Supposing a parent denies a little girl pink. She may happen to LOVE the colour pink....and also like playing with dolls and play cooking and hoovering etc

What then? Are you going to deny her that colour...and her choice of toys.

Same for a boy!

I say.....whatever you attempt to deny your child and however you attempt to make them conform in some way...they invariably make their own choices in life...and choose the toys and things they enjoy doing!

No point getting het up with people making well meaning comments....who are probaby just trying to be sociable and friendly.

LadyClariceCannockMonty · 03/01/2012 14:48

Confound them by asking, seriously, the question you ask in your OP: 'Why does the gender of my baby affect what colour choices I make?'

LadyClariceCannockMonty · 03/01/2012 14:49

Oh, and YANBU. It may seem like a small thing, but I think small things add up.

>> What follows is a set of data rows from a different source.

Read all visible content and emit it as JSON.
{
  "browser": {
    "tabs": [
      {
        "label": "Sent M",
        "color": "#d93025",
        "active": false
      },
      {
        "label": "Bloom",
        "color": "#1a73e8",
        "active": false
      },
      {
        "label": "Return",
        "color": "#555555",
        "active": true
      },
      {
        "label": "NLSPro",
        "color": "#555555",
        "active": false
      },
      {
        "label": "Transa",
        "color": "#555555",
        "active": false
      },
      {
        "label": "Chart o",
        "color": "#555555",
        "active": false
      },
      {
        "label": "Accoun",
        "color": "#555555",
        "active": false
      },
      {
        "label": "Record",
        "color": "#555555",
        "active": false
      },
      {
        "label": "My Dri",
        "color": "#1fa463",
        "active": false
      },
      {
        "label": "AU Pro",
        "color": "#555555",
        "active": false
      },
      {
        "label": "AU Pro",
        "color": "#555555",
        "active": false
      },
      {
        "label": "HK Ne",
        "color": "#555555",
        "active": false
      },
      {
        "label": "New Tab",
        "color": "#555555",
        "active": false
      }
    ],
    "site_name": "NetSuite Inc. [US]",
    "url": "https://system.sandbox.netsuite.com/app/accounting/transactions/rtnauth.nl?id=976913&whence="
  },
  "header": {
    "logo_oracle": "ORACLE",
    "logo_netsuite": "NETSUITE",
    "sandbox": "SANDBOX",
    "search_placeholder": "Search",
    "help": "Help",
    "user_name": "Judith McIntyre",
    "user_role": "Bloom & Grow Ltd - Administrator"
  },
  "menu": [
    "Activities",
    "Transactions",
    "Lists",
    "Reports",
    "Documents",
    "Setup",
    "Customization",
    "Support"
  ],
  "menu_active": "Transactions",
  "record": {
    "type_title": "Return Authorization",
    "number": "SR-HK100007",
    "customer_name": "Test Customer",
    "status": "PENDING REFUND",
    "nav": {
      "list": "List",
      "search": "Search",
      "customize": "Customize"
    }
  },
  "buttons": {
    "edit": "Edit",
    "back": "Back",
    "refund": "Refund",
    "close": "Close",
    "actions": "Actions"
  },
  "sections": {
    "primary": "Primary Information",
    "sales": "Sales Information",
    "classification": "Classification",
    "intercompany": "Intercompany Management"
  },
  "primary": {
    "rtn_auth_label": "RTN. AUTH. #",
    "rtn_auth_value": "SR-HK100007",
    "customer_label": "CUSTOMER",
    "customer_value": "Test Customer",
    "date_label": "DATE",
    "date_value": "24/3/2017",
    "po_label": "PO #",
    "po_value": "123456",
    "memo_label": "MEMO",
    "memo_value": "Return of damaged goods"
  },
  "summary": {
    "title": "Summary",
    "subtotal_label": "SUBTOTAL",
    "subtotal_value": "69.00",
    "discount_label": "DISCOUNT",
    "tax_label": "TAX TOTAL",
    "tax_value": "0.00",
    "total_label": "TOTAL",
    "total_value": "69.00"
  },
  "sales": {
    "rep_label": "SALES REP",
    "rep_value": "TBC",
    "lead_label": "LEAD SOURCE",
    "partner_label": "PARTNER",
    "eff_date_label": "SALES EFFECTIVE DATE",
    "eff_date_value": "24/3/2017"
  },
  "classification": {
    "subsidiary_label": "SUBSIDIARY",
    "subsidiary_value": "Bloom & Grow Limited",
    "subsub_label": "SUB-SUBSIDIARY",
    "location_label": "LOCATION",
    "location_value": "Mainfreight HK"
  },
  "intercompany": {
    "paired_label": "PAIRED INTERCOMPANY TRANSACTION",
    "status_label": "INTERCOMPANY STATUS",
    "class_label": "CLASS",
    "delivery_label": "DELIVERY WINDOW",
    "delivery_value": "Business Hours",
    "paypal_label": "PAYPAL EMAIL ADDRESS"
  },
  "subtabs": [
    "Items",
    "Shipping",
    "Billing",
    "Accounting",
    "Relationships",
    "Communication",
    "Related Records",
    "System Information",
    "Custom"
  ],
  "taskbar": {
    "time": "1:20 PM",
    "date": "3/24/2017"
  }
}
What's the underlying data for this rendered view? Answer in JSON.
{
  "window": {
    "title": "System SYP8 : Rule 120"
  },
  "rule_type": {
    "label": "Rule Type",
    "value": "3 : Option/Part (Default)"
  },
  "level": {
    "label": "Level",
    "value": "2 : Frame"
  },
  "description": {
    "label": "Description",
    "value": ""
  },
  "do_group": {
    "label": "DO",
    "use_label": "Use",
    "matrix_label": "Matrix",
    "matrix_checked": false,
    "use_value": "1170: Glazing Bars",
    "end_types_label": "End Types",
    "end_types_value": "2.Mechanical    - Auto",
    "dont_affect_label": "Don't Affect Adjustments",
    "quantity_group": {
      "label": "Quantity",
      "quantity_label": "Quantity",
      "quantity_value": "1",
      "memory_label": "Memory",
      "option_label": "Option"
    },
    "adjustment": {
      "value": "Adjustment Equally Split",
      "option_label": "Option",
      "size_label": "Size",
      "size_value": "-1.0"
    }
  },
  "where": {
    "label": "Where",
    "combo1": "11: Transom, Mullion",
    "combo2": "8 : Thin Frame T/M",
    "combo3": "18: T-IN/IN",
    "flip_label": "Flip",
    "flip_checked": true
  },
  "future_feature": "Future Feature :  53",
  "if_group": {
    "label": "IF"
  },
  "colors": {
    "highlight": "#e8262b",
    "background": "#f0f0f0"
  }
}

dawntigga · 03/01/2012 14:49

YANBU I always told people that I wasn't going to colour code my child to fit societies idea of what was correct.

But then, I always told people off for touching my bump with 'Do I look like Bhudda? No, trust me, rub my stomach and you will NOT get good luck!'

MightBeABitForthrightTiggaxx

BeribbonedGibbon · 03/01/2012 14:49

Overthinking it imo. Absolutely not worth getting 'really angry' over.

And I can bang on about gender stereotyping believe me.

ballroompink · 03/01/2012 14:49

Ha, boobmeister! That reminds me of a convo I overheard between two former work colleagues. One telling the other that her brother had taken a doll off his two-year-old son "in case he ends up gay"...

theboobmeister · 03/01/2012 14:51

Classic!!

GrimmaTheNome · 03/01/2012 14:57

YANBU, it must be annoying that so many of the people you know are stuck in the gender rut.

I did know the gender of my baby, made no difference at all to my choices of decor and clothing. I'm very glad I didn't go for pink bedroom- or for that matter any 'babyish' designs - I'd have had to redecorate by the time DD was 6 for sure, the age at which she eschewed pink and princessy stuff.

CailinDana · 03/01/2012 14:59

I agree Grimma, I didn't decorate DS's room at all - I just left it the plain beige colour it was when we moved in. He has no opinion on what it looks like. I'll decorate it for him when he's older and is actually bothered about it.